Nanoha, le sourire aux lèvres, regardait sa fille Vivio qui mangeait son petit déjeuner avec entrain. Aujourd'hui était un jour de fête. Fate revenait de mission. Elle avait été absente sept longs mois, alors, pour son retour, Nanoha avait pris son jour de congé. Et, exceptionnellement, même Vivio manquerait l'école. Elles seraient toutes les deux là pour l'accueillir. Elle se sentait aussi excitée que sa fille qui ne parlait que de ça depuis la veille. Sept mois sans avoir de nouvelles. Ou si peu. C'était Hayate qui lui avait appris la nouvelle du retour de Fate. C'était aussi elle qui l'avait tenue informée du bon déroulement de la mission. Pas dans les détails, non, il y avait toujours ce secret défense. Mais du fait qu'elle était en bonne santé. Et c'était tout ce qu'elle demandait. Savoir que sa meilleure amie allait bien. Et qu'elle serait de retour saine et sauve. Elle lui avait tellement manquée. Et à Vivio aussi. Surtout que la petite fille n'avait pas comprit l'absence de nouvelles de sa Fate mama. Habituellement, elles recevaient toujours au moins un appel par semaine de sa part, quand elle partait en mission. Mais pas cette fois-ci. Devant ce surprenant silence, Nanoha s'était vue obligée de harceler le commandant Yagami pour avoir le fin mot de l'histoire. C'est ainsi qu'elle avait su que la mission de son amie avait lieu en territoire plus qu'hostile. Un territoire hors d'atteinte du TSAB. Nanoha avait alors éclaté de colère. Ce jour-là, il avait fallu toute la diplomatie d'Hayate pour la calmer. Et les élèves de la capitaine Takamachi avaient subi une leçon particulièrement douloureuse. Ces derniers en parlaient d'ailleurs encore de temps en temps à la cafétéria. Cette journée était gravée dans leur esprit au fer rouge et était même évoquée entre eux comme "ce jour-là".Un jour, Vita surprit la conversation entre trois élèves au sujet, justement, de "ce jour-là". Piquée dans son orgueil, cette dernière se promit de surpasser Nanoha et de montrer à ces jeunes idiots ce qu'était réellement un combat et leur faire goûter, un peu, la véritable peur. Le jour du retour de Fate, elle n'avait pas encore réussi. Les élèves, quant à eux, avaient beaucoup progressé et Hayate avait félicité Vita pour ses talents d'instructeurs.

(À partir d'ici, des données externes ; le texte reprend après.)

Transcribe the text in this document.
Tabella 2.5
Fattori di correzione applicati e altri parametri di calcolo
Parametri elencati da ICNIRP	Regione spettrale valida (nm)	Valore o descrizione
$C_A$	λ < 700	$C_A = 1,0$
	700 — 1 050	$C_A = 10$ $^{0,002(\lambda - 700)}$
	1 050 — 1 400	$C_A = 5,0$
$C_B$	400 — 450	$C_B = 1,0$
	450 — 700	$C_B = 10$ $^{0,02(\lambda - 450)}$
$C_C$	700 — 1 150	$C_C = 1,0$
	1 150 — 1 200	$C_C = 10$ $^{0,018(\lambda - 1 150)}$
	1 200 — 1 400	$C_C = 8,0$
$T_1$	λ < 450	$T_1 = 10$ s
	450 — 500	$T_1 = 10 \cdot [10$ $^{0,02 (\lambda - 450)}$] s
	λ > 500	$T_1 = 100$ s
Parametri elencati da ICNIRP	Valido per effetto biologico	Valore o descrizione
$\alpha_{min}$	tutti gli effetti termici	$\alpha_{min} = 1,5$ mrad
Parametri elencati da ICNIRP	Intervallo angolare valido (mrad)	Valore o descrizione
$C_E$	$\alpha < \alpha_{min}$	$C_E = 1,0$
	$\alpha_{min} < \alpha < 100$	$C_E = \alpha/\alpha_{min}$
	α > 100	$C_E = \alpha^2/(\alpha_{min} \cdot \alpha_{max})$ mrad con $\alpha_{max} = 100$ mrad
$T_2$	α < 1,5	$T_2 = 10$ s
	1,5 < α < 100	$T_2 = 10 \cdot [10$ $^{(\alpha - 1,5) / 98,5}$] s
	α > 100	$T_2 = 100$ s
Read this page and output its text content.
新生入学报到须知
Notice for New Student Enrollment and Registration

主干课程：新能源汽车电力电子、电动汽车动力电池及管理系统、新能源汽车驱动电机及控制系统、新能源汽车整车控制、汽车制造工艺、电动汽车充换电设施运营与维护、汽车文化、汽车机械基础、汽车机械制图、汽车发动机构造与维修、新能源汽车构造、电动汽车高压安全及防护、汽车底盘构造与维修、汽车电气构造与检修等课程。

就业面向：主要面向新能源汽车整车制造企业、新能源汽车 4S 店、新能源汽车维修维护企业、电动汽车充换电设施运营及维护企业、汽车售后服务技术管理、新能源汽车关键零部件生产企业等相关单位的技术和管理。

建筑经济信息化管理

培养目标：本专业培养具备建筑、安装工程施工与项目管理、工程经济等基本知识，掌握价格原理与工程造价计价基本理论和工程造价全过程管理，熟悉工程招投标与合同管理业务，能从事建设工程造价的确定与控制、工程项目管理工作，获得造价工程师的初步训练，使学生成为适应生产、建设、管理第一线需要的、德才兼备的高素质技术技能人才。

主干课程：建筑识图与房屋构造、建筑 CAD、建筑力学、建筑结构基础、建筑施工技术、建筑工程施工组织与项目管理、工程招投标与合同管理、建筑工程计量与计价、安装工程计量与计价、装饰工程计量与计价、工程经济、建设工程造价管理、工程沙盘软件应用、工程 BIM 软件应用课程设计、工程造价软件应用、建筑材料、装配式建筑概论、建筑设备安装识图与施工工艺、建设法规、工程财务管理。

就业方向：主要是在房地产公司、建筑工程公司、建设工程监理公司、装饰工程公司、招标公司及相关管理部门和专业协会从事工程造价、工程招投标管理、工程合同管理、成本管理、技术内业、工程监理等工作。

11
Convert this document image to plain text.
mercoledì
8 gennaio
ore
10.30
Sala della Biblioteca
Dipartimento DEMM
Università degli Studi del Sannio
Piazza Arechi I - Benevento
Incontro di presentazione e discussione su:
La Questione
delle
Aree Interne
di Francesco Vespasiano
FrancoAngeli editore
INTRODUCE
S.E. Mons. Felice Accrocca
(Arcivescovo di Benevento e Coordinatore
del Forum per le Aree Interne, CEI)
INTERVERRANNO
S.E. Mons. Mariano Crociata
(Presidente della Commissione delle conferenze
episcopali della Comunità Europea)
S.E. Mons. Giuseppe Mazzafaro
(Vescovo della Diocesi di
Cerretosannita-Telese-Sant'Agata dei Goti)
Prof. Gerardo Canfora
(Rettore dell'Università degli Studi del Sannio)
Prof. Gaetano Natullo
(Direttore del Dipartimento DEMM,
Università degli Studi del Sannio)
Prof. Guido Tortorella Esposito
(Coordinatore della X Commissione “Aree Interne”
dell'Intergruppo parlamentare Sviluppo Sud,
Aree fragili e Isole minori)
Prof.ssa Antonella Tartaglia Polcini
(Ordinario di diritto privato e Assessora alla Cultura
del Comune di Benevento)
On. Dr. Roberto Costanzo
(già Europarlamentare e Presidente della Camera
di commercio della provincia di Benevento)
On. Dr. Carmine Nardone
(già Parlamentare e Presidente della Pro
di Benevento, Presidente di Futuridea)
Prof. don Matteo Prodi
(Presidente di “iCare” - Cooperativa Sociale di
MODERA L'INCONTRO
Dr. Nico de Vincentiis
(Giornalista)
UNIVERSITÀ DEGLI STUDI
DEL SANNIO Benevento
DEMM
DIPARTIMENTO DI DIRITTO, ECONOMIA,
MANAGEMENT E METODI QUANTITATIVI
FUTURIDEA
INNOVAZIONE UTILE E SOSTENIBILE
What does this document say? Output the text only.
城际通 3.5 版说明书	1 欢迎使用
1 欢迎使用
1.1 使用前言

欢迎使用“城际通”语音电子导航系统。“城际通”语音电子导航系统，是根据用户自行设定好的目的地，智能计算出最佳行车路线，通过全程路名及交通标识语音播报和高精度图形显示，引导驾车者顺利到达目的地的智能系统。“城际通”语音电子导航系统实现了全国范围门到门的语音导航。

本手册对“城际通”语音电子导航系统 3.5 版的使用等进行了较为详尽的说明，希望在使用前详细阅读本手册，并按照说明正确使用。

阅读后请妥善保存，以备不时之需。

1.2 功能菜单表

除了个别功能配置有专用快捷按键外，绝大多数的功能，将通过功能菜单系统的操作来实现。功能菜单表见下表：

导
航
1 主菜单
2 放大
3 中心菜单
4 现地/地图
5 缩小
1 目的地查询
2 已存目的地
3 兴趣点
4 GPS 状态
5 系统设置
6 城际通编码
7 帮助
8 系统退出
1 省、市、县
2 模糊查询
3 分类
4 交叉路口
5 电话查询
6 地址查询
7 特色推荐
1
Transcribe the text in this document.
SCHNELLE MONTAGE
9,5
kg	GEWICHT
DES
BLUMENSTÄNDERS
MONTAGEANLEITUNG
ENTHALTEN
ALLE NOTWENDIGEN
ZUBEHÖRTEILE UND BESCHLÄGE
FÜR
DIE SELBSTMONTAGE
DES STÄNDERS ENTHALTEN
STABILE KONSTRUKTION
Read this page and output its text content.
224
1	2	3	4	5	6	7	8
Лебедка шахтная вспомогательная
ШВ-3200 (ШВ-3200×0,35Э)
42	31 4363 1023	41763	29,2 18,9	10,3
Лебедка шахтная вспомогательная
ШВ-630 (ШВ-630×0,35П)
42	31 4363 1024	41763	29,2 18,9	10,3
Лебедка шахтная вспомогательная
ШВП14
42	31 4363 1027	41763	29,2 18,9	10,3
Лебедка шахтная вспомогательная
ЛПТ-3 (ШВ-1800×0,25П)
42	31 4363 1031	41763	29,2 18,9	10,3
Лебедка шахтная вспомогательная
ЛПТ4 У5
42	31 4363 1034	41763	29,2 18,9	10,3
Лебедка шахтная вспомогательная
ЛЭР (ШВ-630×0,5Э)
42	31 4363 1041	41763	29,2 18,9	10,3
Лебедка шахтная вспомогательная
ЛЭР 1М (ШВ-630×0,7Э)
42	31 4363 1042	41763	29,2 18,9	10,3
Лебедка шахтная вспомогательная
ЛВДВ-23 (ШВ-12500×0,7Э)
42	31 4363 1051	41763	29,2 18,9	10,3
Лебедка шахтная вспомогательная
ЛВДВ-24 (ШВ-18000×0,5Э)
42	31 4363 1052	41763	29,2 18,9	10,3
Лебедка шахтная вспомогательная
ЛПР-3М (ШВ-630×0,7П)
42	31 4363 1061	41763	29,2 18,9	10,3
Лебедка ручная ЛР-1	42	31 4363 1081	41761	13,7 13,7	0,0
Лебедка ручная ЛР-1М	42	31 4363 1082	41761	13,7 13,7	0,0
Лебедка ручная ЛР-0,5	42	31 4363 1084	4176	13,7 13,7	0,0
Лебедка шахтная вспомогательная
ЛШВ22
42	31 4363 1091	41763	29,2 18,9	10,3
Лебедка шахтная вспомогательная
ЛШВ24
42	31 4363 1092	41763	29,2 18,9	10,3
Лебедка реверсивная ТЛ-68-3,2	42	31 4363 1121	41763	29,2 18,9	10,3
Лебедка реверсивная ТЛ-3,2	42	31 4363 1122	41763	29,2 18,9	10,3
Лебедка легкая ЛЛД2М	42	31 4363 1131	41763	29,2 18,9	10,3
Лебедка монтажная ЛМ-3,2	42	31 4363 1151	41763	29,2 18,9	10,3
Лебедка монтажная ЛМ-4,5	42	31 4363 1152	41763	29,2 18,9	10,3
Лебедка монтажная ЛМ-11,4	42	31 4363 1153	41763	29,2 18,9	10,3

Nanoha était presque dans un état euphorique. Elle avait prévu de ramener son amie à la maison, avec elle et Vivio, de lui cuisiner son plat préféré le soir, pendant qu'elle se délasserait dans un bon bain, puis, de continuer la soirée en lui racontant tout ce qu'elle avait manqué durant cette longue absence. Elle se faisait une joie de voir les retrouvailles entre sa fille et sa seconde mère. Elle imaginait déjà la surprise et le bonheur de son amie lorsqu'elle les verrait. Depuis son réveil, le sourire qu'elle arborait ne la quittait pas. Et cette allégresse qu'elle ressentait ressemblait fortement à celle qu'elle avait connu lorsque, alors qu'elles n'étaient encore que des enfants, Fate était revenue, après six mois d'absence, du jugement de l'affaire Précia Testarossa sous la tutelle de l'amiral Harlaown. Sa future mère adoptive. Nanoha réalisa qu'en fait, à chaque fois que Fate revenait de mission, elle ressentait toujours ce même soulagement de la savoir de retour, cette même impatience de la revoir. Et ... Vivio interrompit le fil de ses pensées, et Nanoha plongea de nouveau dans l'action pour terminer de préparer sa fille, et elle-même par la même occasion, histoire qu'elles soient prêtes à temps pour recevoir Fate.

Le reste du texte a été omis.